Olympic gymnast Dominique Dawes (pictured) has opted for a specialist MBA at the George Washington University School of Business in the US. The special talent, access and responsibility programme is geared to the specific needs of elite athletes. Participants are assigned personal mentors to help them with the transition into the world of business, while spouses are encouraged to take part in courses to help the whole family adjust to a new lifestyle.

Closer to home, the former Olympic athlete Jonathan Devlin is currently on the full-time MBA programme at Cass Business School in London. Devlin rowed for Great Britain and Ireland between 2001 and 2008, competing in both the Athens and Beijing games before retiring. He then worked for two years as a financial adviser before choosing to do the MBA. "Having committed so much time to rowing, I actually felt a little on the back foot. I wasn't developing as quickly as I would have liked. I realised that an MBA would offer me a way to accelerate my working career after years of it playing second fiddle to my training," he says.

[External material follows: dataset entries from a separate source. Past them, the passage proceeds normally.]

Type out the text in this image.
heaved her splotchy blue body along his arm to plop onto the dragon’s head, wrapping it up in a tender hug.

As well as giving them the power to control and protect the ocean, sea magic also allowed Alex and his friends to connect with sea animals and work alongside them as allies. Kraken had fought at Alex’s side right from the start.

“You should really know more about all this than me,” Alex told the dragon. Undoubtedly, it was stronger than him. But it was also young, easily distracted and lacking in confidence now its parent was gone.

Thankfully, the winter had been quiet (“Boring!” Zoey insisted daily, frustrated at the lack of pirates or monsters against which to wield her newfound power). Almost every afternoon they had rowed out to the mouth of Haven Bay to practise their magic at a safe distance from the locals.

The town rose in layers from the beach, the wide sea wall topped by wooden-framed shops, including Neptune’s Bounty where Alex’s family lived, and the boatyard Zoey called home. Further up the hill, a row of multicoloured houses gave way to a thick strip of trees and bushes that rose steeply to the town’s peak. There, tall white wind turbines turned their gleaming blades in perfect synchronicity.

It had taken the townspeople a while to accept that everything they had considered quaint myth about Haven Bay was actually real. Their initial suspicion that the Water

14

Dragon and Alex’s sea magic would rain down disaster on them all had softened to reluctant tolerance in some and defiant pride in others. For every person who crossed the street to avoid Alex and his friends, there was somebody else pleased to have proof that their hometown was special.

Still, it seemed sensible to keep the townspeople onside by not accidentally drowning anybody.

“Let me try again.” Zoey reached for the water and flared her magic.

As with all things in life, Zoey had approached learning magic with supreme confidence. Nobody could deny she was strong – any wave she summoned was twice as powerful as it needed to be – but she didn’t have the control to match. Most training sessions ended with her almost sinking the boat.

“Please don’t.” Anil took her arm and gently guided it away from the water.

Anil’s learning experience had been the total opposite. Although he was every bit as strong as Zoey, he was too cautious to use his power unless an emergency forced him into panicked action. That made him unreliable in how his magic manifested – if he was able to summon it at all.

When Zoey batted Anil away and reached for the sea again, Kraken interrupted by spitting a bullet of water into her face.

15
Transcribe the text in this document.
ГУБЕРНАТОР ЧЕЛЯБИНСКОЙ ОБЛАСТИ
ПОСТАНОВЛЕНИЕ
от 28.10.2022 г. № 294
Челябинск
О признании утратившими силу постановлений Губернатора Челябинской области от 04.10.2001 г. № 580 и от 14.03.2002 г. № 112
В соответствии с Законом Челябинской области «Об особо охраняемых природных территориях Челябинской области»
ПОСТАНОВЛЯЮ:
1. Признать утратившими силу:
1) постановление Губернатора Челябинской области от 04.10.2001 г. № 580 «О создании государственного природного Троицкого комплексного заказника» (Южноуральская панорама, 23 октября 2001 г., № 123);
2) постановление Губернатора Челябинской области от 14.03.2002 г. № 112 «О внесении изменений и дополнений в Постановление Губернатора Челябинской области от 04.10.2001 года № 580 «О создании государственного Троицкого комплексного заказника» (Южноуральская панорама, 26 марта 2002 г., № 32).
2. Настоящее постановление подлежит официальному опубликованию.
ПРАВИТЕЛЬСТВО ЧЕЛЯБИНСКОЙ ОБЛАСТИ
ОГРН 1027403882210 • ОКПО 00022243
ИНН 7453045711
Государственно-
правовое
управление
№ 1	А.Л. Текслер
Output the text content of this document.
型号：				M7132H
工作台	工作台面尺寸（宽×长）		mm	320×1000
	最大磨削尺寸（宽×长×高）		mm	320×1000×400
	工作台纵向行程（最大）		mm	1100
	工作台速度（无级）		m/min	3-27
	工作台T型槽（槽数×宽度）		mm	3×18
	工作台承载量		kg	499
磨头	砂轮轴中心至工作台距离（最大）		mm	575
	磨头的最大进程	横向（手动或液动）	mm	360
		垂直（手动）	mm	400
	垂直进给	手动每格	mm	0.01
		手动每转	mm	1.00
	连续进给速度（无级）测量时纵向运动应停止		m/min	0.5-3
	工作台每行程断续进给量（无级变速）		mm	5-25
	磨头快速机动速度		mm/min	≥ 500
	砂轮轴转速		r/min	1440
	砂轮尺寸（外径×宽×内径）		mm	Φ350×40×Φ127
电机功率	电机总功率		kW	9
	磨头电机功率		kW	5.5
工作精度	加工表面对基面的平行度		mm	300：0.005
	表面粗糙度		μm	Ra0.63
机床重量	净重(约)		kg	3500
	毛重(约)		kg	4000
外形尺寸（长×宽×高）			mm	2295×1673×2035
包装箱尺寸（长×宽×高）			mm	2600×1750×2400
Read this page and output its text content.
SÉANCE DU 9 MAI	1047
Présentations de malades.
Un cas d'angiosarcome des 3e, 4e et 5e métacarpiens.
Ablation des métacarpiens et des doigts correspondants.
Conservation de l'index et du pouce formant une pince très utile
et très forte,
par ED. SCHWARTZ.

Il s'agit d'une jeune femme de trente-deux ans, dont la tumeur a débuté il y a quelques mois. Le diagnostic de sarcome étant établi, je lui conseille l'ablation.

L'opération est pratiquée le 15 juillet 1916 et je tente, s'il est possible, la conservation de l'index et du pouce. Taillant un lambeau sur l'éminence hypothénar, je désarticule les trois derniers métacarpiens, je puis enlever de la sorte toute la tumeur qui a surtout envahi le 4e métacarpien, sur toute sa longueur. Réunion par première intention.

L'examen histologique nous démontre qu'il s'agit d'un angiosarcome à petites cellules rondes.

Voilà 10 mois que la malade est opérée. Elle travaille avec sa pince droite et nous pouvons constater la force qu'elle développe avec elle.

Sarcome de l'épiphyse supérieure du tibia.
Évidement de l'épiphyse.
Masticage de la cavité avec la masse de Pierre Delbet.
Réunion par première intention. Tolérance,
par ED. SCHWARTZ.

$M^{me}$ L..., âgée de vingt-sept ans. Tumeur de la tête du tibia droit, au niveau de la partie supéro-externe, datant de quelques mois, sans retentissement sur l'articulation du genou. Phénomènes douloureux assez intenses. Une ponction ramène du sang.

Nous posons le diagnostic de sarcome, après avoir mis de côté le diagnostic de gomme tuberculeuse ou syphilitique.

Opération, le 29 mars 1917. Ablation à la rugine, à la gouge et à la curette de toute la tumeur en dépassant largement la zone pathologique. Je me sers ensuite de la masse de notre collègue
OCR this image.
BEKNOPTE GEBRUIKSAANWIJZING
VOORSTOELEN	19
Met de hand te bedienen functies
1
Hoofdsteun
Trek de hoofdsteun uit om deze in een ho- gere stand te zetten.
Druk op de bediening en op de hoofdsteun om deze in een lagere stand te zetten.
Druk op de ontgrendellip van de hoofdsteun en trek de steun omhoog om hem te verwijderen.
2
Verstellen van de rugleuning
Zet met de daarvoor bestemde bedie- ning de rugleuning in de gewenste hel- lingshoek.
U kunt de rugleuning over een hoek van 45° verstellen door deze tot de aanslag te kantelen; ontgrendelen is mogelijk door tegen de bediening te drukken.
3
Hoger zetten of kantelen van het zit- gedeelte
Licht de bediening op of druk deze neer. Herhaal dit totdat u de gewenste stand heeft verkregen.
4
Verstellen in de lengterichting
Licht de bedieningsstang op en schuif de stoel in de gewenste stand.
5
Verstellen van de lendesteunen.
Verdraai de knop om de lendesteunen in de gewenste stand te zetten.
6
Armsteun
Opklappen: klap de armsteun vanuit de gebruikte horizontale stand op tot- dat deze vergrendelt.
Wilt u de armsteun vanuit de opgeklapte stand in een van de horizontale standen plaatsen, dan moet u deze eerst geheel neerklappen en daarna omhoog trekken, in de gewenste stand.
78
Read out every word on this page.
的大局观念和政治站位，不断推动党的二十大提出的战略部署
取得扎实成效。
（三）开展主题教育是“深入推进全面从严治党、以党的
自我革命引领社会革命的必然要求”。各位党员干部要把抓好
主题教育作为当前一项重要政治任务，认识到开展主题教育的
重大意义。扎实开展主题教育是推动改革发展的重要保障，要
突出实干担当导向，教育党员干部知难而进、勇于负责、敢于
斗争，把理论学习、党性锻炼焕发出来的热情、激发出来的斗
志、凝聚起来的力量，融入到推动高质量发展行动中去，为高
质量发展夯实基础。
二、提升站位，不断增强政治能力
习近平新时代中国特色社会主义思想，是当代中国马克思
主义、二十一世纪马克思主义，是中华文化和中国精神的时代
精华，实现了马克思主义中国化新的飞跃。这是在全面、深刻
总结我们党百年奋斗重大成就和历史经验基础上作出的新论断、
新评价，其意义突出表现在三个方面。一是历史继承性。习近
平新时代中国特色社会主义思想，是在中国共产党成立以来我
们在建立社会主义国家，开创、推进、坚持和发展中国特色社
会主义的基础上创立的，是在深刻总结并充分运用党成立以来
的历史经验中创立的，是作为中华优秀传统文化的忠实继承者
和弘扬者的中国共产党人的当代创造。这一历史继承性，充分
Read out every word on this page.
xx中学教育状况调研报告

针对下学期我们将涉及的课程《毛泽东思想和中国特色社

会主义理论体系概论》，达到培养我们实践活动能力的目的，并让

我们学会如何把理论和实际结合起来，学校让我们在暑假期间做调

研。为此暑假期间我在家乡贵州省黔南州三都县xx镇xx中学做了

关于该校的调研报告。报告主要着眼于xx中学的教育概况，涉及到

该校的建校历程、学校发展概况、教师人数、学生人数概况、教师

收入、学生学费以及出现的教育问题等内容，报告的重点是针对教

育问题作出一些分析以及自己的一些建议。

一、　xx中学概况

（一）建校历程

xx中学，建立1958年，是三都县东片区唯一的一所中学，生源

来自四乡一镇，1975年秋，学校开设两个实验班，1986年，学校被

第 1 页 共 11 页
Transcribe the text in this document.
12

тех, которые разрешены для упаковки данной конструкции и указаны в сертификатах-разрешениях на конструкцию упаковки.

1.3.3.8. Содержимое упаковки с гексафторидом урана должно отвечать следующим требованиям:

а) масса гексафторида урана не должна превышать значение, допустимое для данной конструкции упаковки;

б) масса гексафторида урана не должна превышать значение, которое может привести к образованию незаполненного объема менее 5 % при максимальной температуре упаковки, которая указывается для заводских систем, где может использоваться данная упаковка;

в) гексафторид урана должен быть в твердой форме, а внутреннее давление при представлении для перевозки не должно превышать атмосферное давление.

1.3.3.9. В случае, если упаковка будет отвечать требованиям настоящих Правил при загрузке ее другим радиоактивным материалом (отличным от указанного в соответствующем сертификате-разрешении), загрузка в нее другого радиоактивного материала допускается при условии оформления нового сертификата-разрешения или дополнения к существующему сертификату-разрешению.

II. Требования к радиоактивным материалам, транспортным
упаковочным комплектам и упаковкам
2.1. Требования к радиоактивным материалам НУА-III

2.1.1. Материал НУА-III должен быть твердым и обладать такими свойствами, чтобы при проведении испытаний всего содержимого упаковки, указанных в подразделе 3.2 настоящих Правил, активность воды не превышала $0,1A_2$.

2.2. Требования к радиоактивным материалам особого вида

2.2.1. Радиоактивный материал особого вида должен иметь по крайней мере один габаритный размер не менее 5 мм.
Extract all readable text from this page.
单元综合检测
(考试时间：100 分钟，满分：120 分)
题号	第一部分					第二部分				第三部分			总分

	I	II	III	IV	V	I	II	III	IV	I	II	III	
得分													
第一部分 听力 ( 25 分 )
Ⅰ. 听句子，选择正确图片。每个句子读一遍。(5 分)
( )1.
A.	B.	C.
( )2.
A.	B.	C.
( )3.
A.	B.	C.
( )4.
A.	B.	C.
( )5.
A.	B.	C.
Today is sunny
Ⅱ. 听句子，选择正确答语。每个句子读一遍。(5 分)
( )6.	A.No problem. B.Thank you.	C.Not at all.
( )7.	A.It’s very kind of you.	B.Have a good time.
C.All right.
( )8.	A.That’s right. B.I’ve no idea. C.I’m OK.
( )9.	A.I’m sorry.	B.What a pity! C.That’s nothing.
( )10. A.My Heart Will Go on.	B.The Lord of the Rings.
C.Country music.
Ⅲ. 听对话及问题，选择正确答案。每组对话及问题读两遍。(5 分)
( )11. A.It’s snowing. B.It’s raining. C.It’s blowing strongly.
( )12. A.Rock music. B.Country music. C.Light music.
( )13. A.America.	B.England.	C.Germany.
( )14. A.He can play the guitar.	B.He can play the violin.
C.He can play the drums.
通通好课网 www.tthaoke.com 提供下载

Gavin Meadows, a former international freestyle swimmer who represented Great Britain at the Athens 2004 Olympic Games as well as at world, European and Commonwealth championships, has also recently started at Cass, on the executive MBA course. "At the end of my swimming career, in 2005, I went to work for Johnson & Johnson as a medical devices sales rep and have progressed steadily through management and marketing roles to my current position as business development manager for the UK and Ireland. I applied to business school because I have still got that desire to keep getting better and better.

"Swimming competitively gave me enormous amounts of drive and determination, but the further I progressed in my business career, the more I realised the benefits I would get from formal business training. I felt strongly that in order to achieve my full potential in the workplace I needed to be challenged and stretched, and, most critically, guided by those who had the right knowledge and perspective."

It has only been a month since the programme began, but Meadows has already identified parallels between training for a sporting event and doing an MBA, as well as recognising the scale of the challenge ahead.

"As an athlete you try to give yourself optimum conditions to perform. The MBA classroom is an engine room for developing the skill set that you need in business to perform your best. My good fortune is that I have already had one successful career, where I achieved a number of lifetime goals by the age of 27," says Meadows. "I know that balancing the executive MBA with my job will be trying, but I made the Olympics at my third attempt, so I understand what sacrifice means and I know that the gap between success and failure can be marginal. Small steps take you where you want to go, and I think the MBA is going to be well worth all of the effort that's involved."